For a feature, we calculate the weighted average of the Gini index of each subset after dividing according to this feature, and then select the feature with the Gini index that decreases the most as the dividing feature.
Gini IndexMore inclined to choose features that can divide the data into a more "pure".
Its calculation formula is: $ \text{Gini}(D) = 1 - \sum p_i^2 $
Select the features that minimize the Gini index for division.
The implementation example is as follows:
# Build a decision tree using Gini Index
clf_cart = DecisionTreeClassifier(criterion='gini', random_state=42)
clf_cart.fit(X_train, y_train)
# Predict and calculate accuracy
y_pred_cart = clf_cart.predict(X_test)
accuracy_cart = accuracy_score(y_test, y_pred_cart)
print(f'Gini index-based decision tree accuracy: {accuracy_cart}')
## Output result:
'''
Decision tree accuracy based on information gain: 1.0
'''
Judging from the results,CART
The accuracy of the algorithm is higher than the first two.

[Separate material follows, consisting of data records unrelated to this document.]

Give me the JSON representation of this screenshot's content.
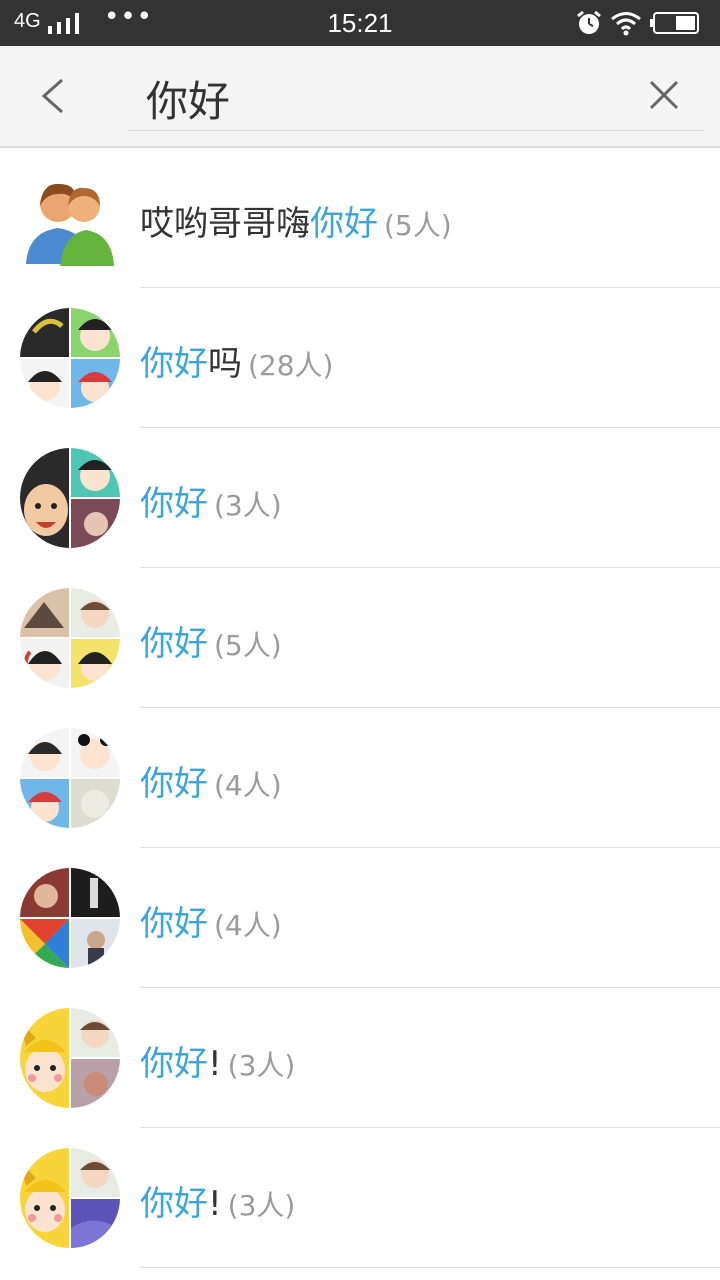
{
  "status_bar": {
    "network": "4G",
    "time": "15:21"
  },
  "search": {
    "query": "你好"
  },
  "results": [
    {
      "prefix": "哎哟哥哥嗨",
      "highlight": "你好",
      "suffix": "",
      "count": "(5人)"
    },
    {
      "prefix": "",
      "highlight": "你好",
      "suffix": "吗",
      "count": "(28人)"
    },
    {
      "prefix": "",
      "highlight": "你好",
      "suffix": "",
      "count": "(3人)"
    },
    {
      "prefix": "",
      "highlight": "你好",
      "suffix": "",
      "count": "(5人)"
    },
    {
      "prefix": "",
      "highlight": "你好",
      "suffix": "",
      "count": "(4人)"
    },
    {
      "prefix": "",
      "highlight": "你好",
      "suffix": "",
      "count": "(4人)"
    },
    {
      "prefix": "",
      "highlight": "你好",
      "suffix": "!",
      "count": "(3人)"
    },
    {
      "prefix": "",
      "highlight": "你好",
      "suffix": "!",
      "count": "(3人)"
    }
  ],
  "colors": {
    "highlight": "#3aa4dd",
    "status_bar": "#333333",
    "header_bg": "#f4f4f4"
  },
  "icons": [
    "back-arrow-icon",
    "clear-icon",
    "signal-icon",
    "alarm-icon",
    "wifi-icon",
    "battery-icon"
  ]
}
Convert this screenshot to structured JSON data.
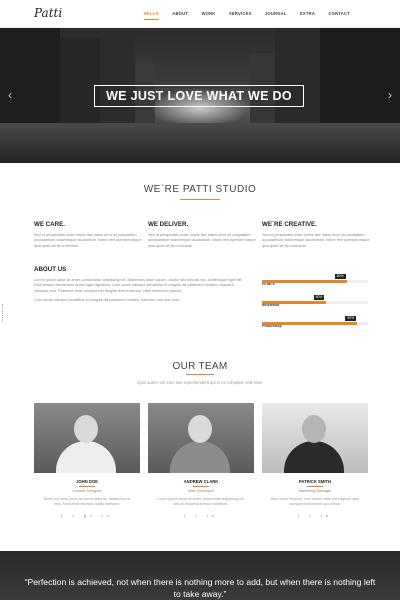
{
  "header": {
    "logo": "Patti",
    "nav": [
      "HELLO",
      "ABOUT",
      "WORK",
      "SERVICES",
      "JOURNAL",
      "EXTRA",
      "CONTACT"
    ],
    "active": "HELLO",
    "accent": "#e4862a"
  },
  "hero": {
    "title": "WE JUST LOVE WHAT WE DO",
    "prev_icon": "chevron-left-icon",
    "next_icon": "chevron-right-icon"
  },
  "studio": {
    "title": "WE`RE PATTI STUDIO",
    "columns": [
      {
        "heading": "WE CARE.",
        "text": "Sed ut perspiciatis unde omnis iste natus error sit voluptatem accusantium doloremque laudantium, totam rem aperiam eaque ipsa quae ab illo inventore."
      },
      {
        "heading": "WE DELIVER.",
        "text": "Sed ut perspiciatis unde omnis iste natus error sit voluptatem accusantium doloremque laudantium, totam rem aperiam eaque ipsa quae ab illo inventore."
      },
      {
        "heading": "WE`RE CREATIVE.",
        "text": "Sed ut perspiciatis unde omnis iste natus error sit voluptatem accusantium doloremque laudantium, totam rem aperiam eaque ipsa quae ab illo inventore."
      }
    ],
    "about": {
      "heading": "ABOUT US",
      "paragraph1": "Lorem ipsum dolor sit amet, consectetur adipiscing elit. Maecenas diam sapien, auctor sed blandit nec, scelerisque eget elit. Duis tempor elementum quam eget dignissim. Cum sociis natoque penatibus et magnis dis parturient montes, nascetur ridiculus mus. Praesent vitae volutpat nisi fringilla ferm euismod, vitae bibendum mauris.",
      "paragraph2": "Cum sociis natoque penatibus et magnis dis parturient montes, nascetur ridiculus mus..."
    },
    "skills": [
      {
        "label": "HTML5",
        "pct_label": "80%",
        "value": 0.8
      },
      {
        "label": "Illustrator",
        "pct_label": "60%",
        "value": 0.6
      },
      {
        "label": "Photoshop",
        "pct_label": "90%",
        "value": 0.9
      }
    ]
  },
  "team": {
    "title": "OUR TEAM",
    "subtitle": "Quis autem vel eum iure reprehenderit qui in ea voluptate velit esse",
    "members": [
      {
        "name": "JOHN DOE",
        "role": "Graphic Designer",
        "desc": "Morbi leo risus, porta ac consectetur ac, vestibulum at eros. Maecenas faucibus mollis interdum.",
        "social": "f ✓ g+ in"
      },
      {
        "name": "ANDREW CLARK",
        "role": "Web Developer",
        "desc": "Lorem ipsum dolor sit amet, consectetur adipiscing elit, sed do eiusmod tempor incididunt.",
        "social": "f ✓ in"
      },
      {
        "name": "PATRICK SMITH",
        "role": "Marketing Manager",
        "desc": "Nam libero tempore, cum soluta nobis est eligendi optio cumque nihil impedit quo minus.",
        "social": "f ✓ in"
      }
    ]
  },
  "quote": {
    "text": "“Perfection is achieved, not when there is nothing more to add, but when there is nothing left to take away.”"
  }
}
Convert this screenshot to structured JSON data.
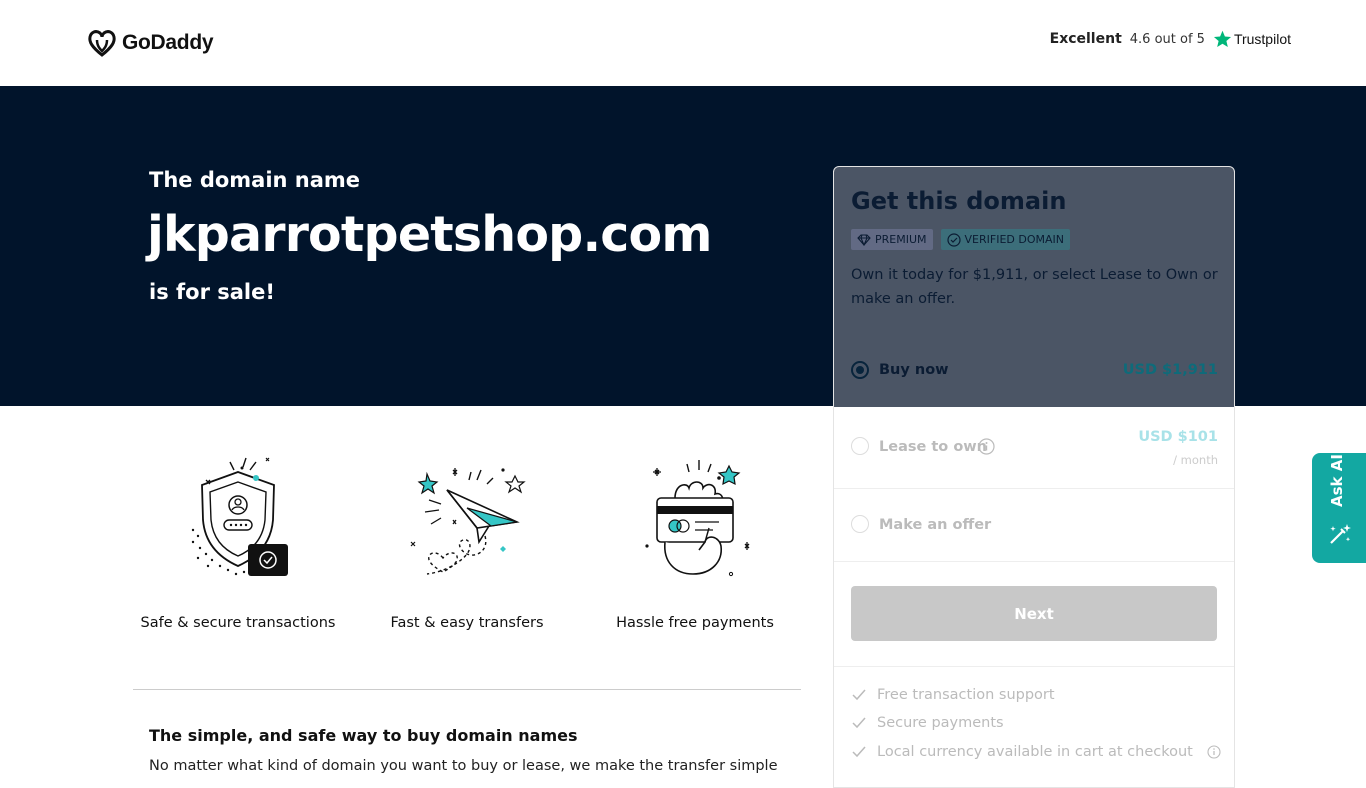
{
  "header": {
    "brand_name": "GoDaddy",
    "trust_rating_word": "Excellent",
    "trust_score": "4.6 out of 5",
    "trust_brand": "Trustpilot"
  },
  "hero": {
    "pre_text": "The domain name",
    "domain": "jkparrotpetshop.com",
    "post_text": "is for sale!"
  },
  "features": [
    {
      "label": "Safe & secure transactions",
      "icon": "shield-icon"
    },
    {
      "label": "Fast & easy transfers",
      "icon": "paper-plane-icon"
    },
    {
      "label": "Hassle free payments",
      "icon": "card-payment-icon"
    }
  ],
  "info": {
    "title": "The simple, and safe way to buy domain names",
    "text": "No matter what kind of domain you want to buy or lease, we make the transfer simple"
  },
  "card": {
    "title": "Get this domain",
    "badge_premium": "PREMIUM",
    "badge_verified": "VERIFIED DOMAIN",
    "description": "Own it today for $1,911, or select Lease to Own or make an offer.",
    "options": [
      {
        "label": "Buy now",
        "price": "USD $1,911",
        "selected": true
      },
      {
        "label": "Lease to own",
        "price": "USD $101",
        "subprice": "/ month",
        "selected": false
      },
      {
        "label": "Make an offer",
        "selected": false
      }
    ],
    "next_label": "Next",
    "perks": [
      "Free transaction support",
      "Secure payments",
      "Local currency available in cart at checkout"
    ]
  },
  "ask_ai": {
    "label": "Ask AI"
  },
  "colors": {
    "hero_bg": "#01142b",
    "accent_teal": "#13a8a2",
    "overlay": "#4b5565",
    "trustpilot_green": "#00b67a"
  }
}
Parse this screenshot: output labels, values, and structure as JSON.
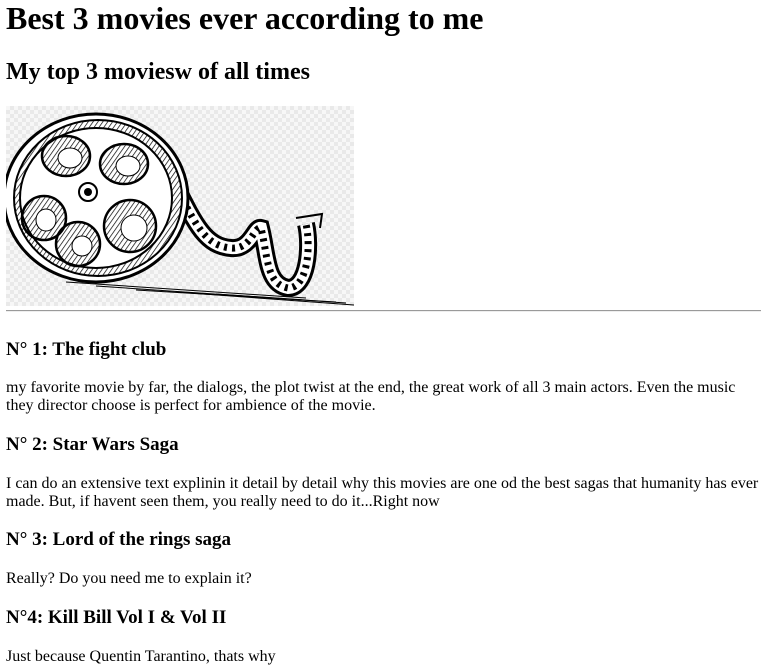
{
  "page": {
    "title": "Best 3 movies ever according to me",
    "subtitle": "My top 3 moviesw of all times"
  },
  "hero_image": {
    "icon": "film-reel-icon"
  },
  "movies": [
    {
      "heading": "N° 1: The fight club",
      "text": "my favorite movie by far, the dialogs, the plot twist at the end, the great work of all 3 main actors. Even the music they director choose is perfect for ambience of the movie."
    },
    {
      "heading": "N° 2: Star Wars Saga",
      "text": "I can do an extensive text explinin it detail by detail why this movies are one od the best sagas that humanity has ever made. But, if havent seen them, you really need to do it...Right now"
    },
    {
      "heading": "N° 3: Lord of the rings saga",
      "text": "Really? Do you need me to explain it?"
    },
    {
      "heading": "N°4: Kill Bill Vol I & Vol II",
      "text": "Just because Quentin Tarantino, thats why"
    }
  ]
}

4. Comparison of different algorithms
These three algorithms have their own advantages and disadvantages and applicable scenarios, and are selected according to the actual data situation when used.
algorithm | advantage | shortcoming | Applicable scenarios |
---|---|---|---|
Information Gain | Strong explanation | Positively select features with many values | Datasets with fewer feature values |
Gain rate | Suppress overfitting | Comparatively complex | Classification tasks with more categories |
Gini Index | High computing efficiency | In some cases it may be oversensitive, resulting in overfitting | Large-scale data/scenarios that require rapid training |
5. Summary
Decision treeIt is a powerful and intuitive machine learning algorithm that classifies or regresses data through a series of decision rules.
Information Gain、Gain rateandGini IndexThey are three commonly used feature selection criteria, each with its advantages and disadvantages, and are suitable for different application scenarios.
passscikit-learn
With this powerful machine learning library, we can easily implement decision tree models based on these standards and apply them to practical problems.